AMD Navi GPUs Will Not Use MCM Design, Feature Single Monolithic Die Instead, Reveals RTG SVP – Yet To Conclude If MCM Can Be Used in Traditional Gaming Graphics Cards
It looks like AMD is going to stick with traditional monolithic dies and not aim towards Multi-Chip Module (MCM) solutions as far as their next-generation GPUs are concerned. This was revealed to PCGamesn in an interview with the SVP of AMD RTG.
AMD RTG SVP: Yet To Conclude If MCM Can Be Used For Gaming Graphics Cards, Looking Into It, AMD Navi GPUs Will Stick With Traditional Designs
The interview was done with the Senior Vice President of Engineering at AMD Radeon Technologies Group, David Wang. Upon being asked whether the AMD Navi GPUs would use an MCM (Multi-Chip Module) approach, David replied that while they are looking into the MCM approach, they haven't yet concluded whether that is a viable approach for traditional gaming graphics cards. Following is the quote from PCGamesn:
“We are looking at the MCM type of approach,” says Wang, “but we’ve yet to conclude that this is something that can be used for traditional gaming graphics type of application.” via PCGamesN
We know that GPUs are designed years in advance and once the designs are finalized, there's little you could do in terms of design change since companies are on a tight schedule and engineering teams have to start working on the next design. We saw it with the Vega GPUs which AMD started designing as soon as Raja Koduri took the helm of the Radeon Technologies Group back in 2015. A year later, we saw the company celebrating a key development milestone in 2016, a year prior to the release of Radeon RX Vega GPUs.
We know that Navi GPUs are headed for launch next year and most of the design work is already completed with the development phase to begin really soon. AMD has already got experience on the 7nm process since their Vega 20 parts based on the new process are heading out early next year. But as much as we wanted to see MCM die on the Navi GPUs, I guess we have to wait a bit longer.

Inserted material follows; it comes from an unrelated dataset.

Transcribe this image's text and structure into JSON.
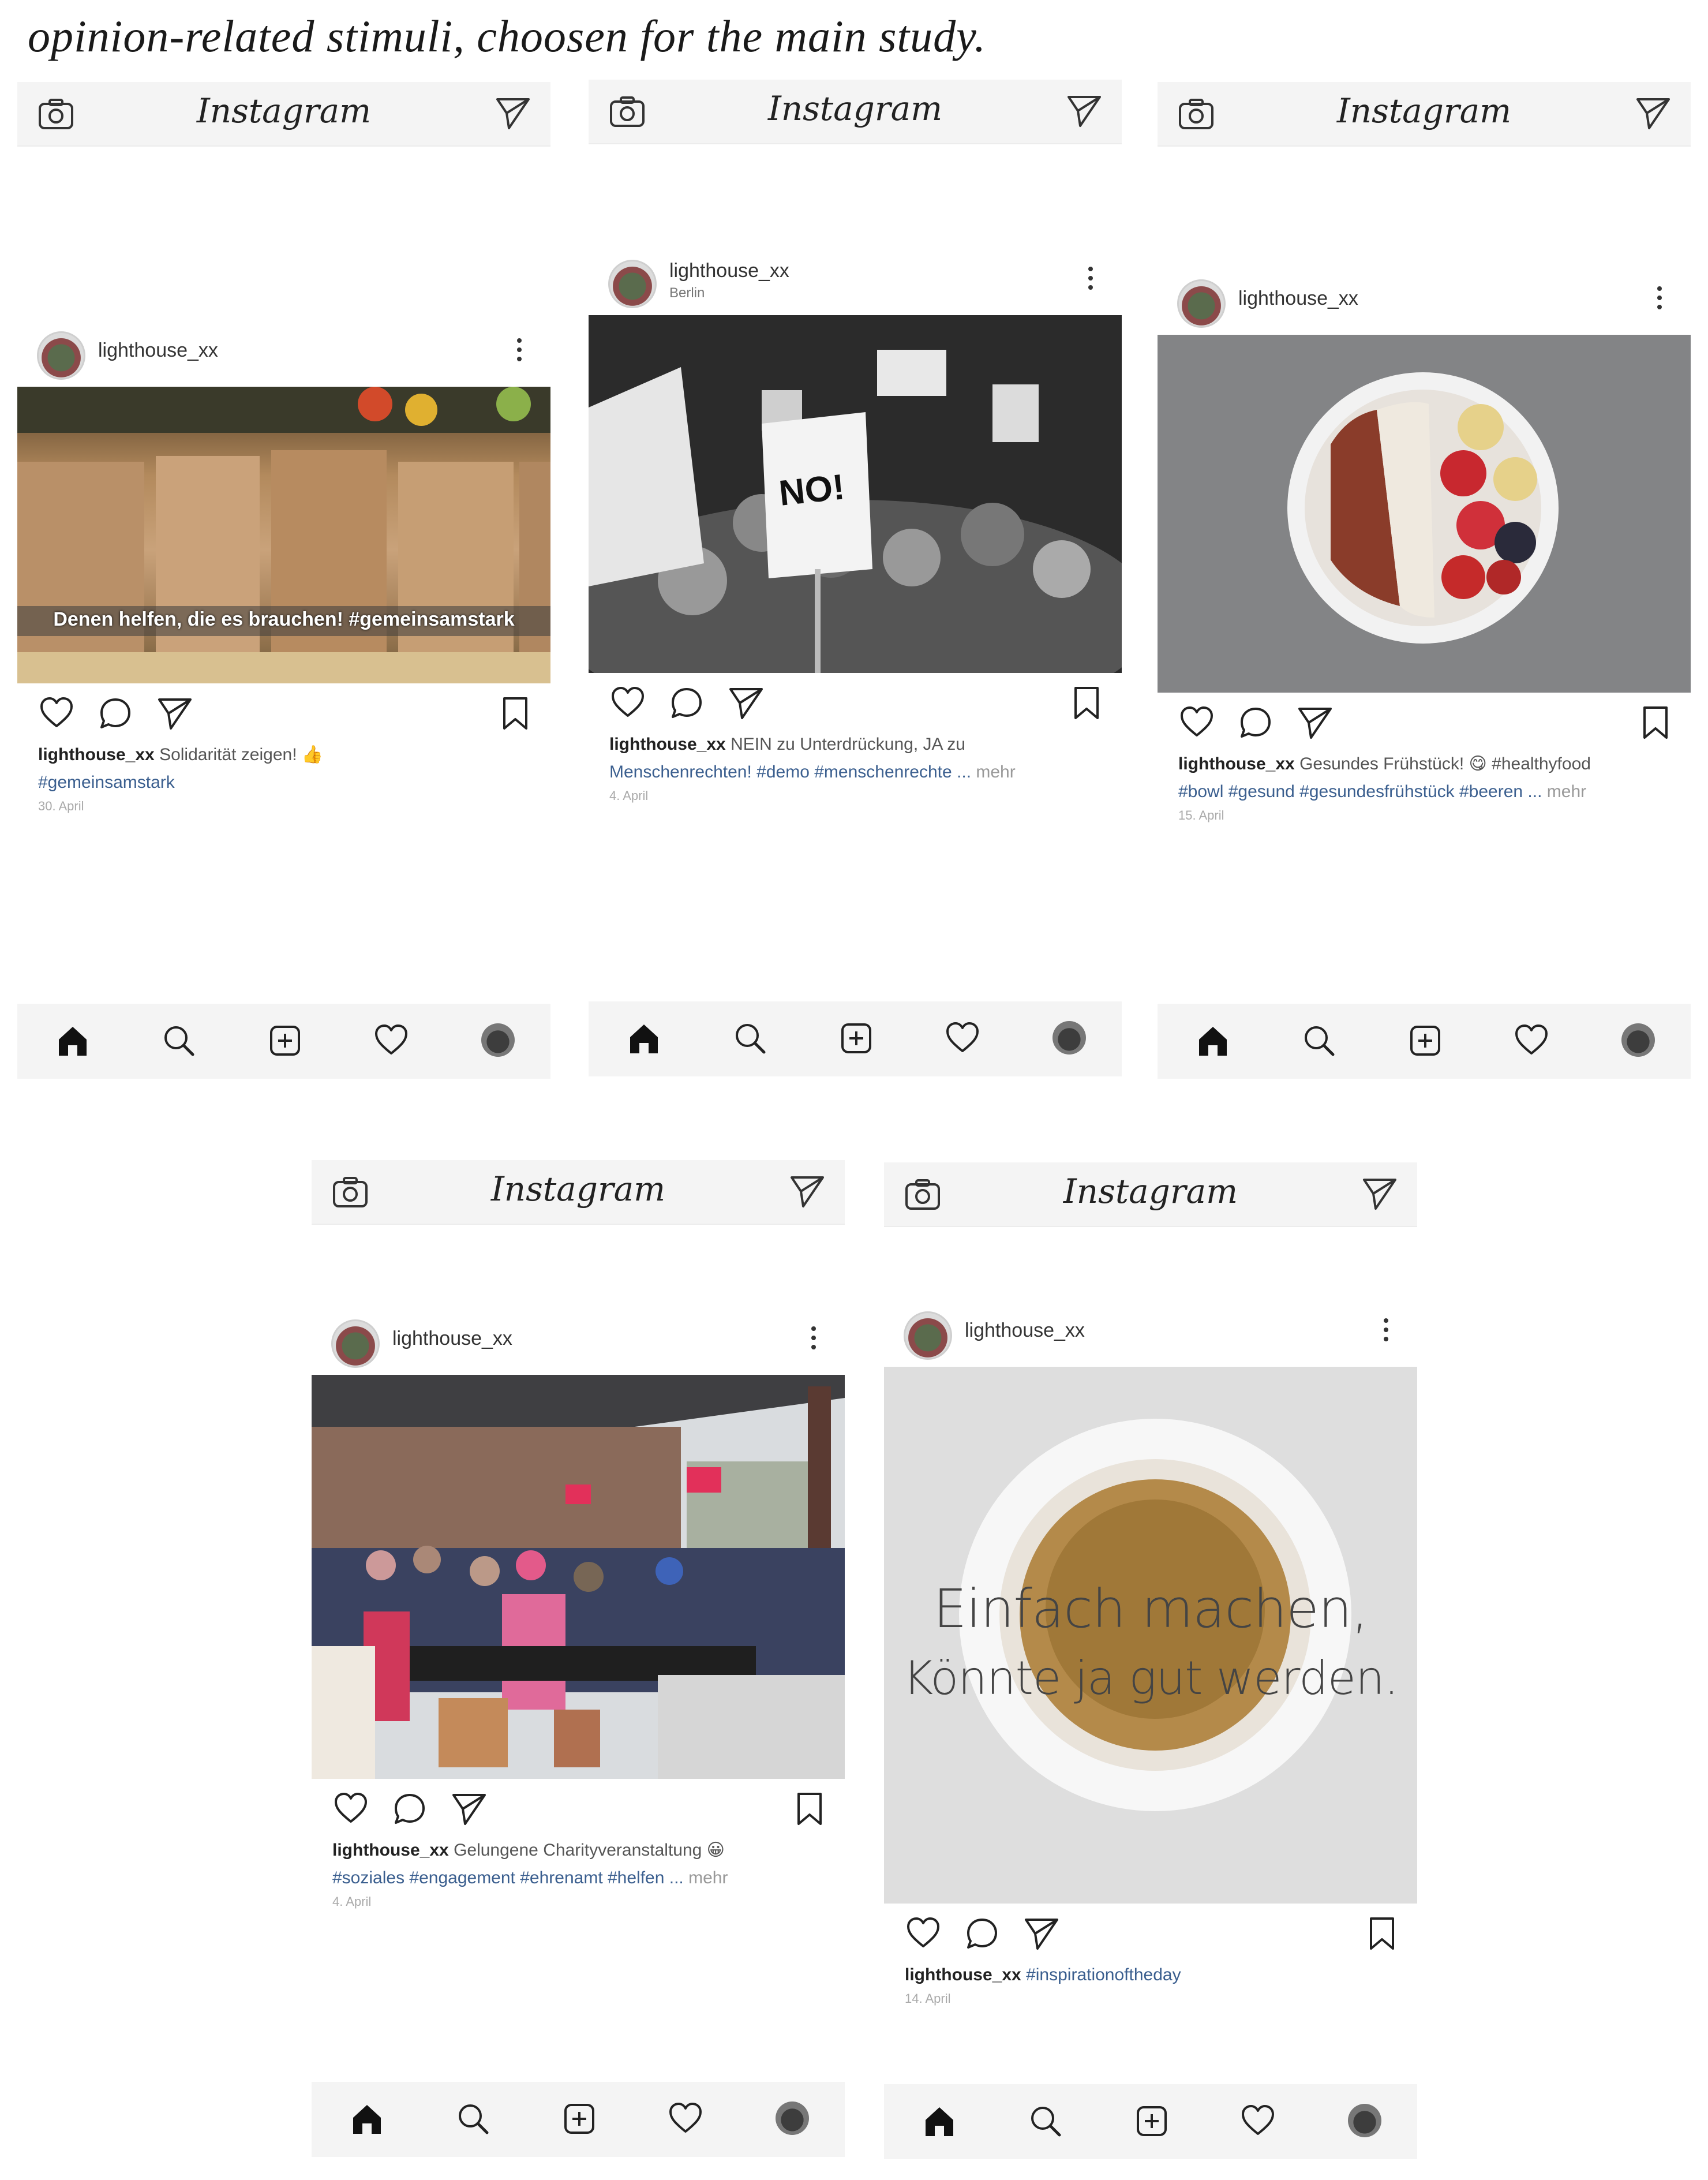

With Navi GPUs, AMD is going to stick with the traditional monolithic design that we see on all modern GPUs. Unlike the MCM approach that AMD is taking on their HEDT Threadripper and server EPYC parts, the GPUs are yet to use the full potential of AMD's Infinity Fabric, something which Raja Koduri wanted to implement on their next-gen Radeon parts. Unfortunately, Raja Koduri left AMD for Intel as the Chief architect of their core and visual computing group and has confirmed to be working on Intel's first discrete graphics cards aimed at the gaming market for a 2020 release.
“To some extent you’re talking about doing CrossFire on a single package,” says Wang. “The challenge is that unless we make it invisible to the ISVs [independent software vendors] you’re going to see the same sort of reluctance.
“We’re going down that path on the CPU side, and I think on the GPU we’re always looking at new ideas. But the GPU has unique constraints with this type of NUMA [non-uniform memory access] architecture, and how you combine features... The multithreaded CPU is a bit easier to scale the workload. The NUMA is part of the OS support so it’s much easier to handle this multi-die thing relative to the graphics type of workload.”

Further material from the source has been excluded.